The U.S. retail sales data for July, to be released on Thursday, will also be closely watched as investors look for clues on whether the U.S. economy (and crucially U.S. consumer spending) is slowing down.

Economists expect a month-on-month growth of 0.3% in July retail sales. Retail sales excluding gasoline and automobiles are expected to increase by 0.2%, a slowdown from the 0.8% growth in June.

Michael Gapen, chief economist at Bank of America, emphasized in a report last week that soft retail sales "may not excite the market as it remains aware of downside risks." However, considering the significant growth in retail sales in June, the soft data in July still "keeps spending for the quarter on a fairly strong trajectory."

Gapen stated, "Overall, if (retail sales and inflation) data come in as we expect, we forecast that market expectations for the extent of rate cuts this year will cool, and the likelihood of a significant rate cut in September will also diminish."

Stock Market Needs "Good" News

The latest data from FactSet's senior analyst John Butters shows that earnings for S&P 500 index component companies are expected to grow by 10.8% year-on-year, the highest annual growth rate since the fourth quarter of 2021.

However, Scott Chronert, U.S. stock strategist at Citigroup, pointed out that "over the past two weeks, corporate earnings have taken a back seat to price movements driven by macro factors."
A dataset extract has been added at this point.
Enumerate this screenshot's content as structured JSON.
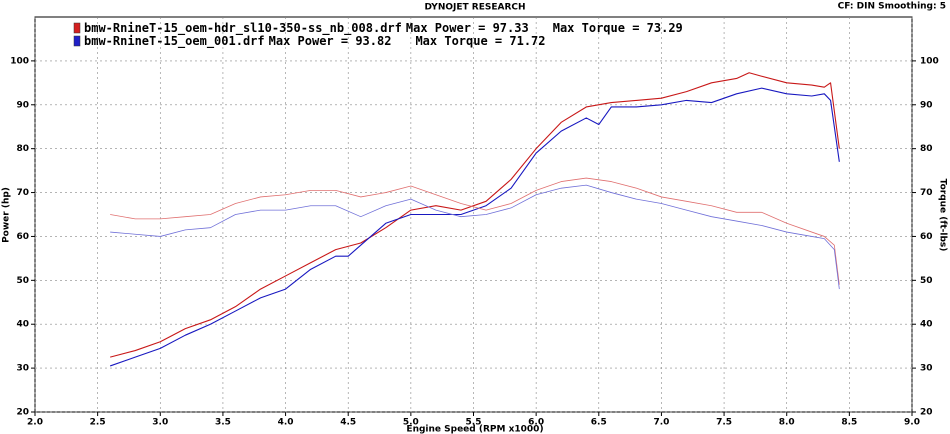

Last Thursday, the S&P 500 index rebounded by 2.3% as initial jobless claims dropped significantly, easing concerns about the economy, marking the largest single-day gain since 2022.

Nicholas Colas, co-founder of DataTrek, wrote in a report last Friday that the stock market saw such a massive rebound after reports like initial jobless claims were released, "more due to the market's fragile state and nervousness about economic data."

This makes the data in the coming week particularly noteworthy.

If after the release of data in the coming week, the market reduces bets on the extent of Fed rate cuts and U.S. bond yields rise, this could have a positive impact on the stock market, as the market is shifting to an environment where bad news is bad news and good news is good news.

U.S. Stocks and Bonds Return to Negative Correlation

Michael Kantrowitz, chief investment strategist at Piper Sandler, stated last Friday, "Good news will not only be good news, I think good news will actually be very good, and bad news will be very bad."

"We will see a lot of good days, and we will see a lot of bad days, market volatility will be much greater than what we have seen for most of this year."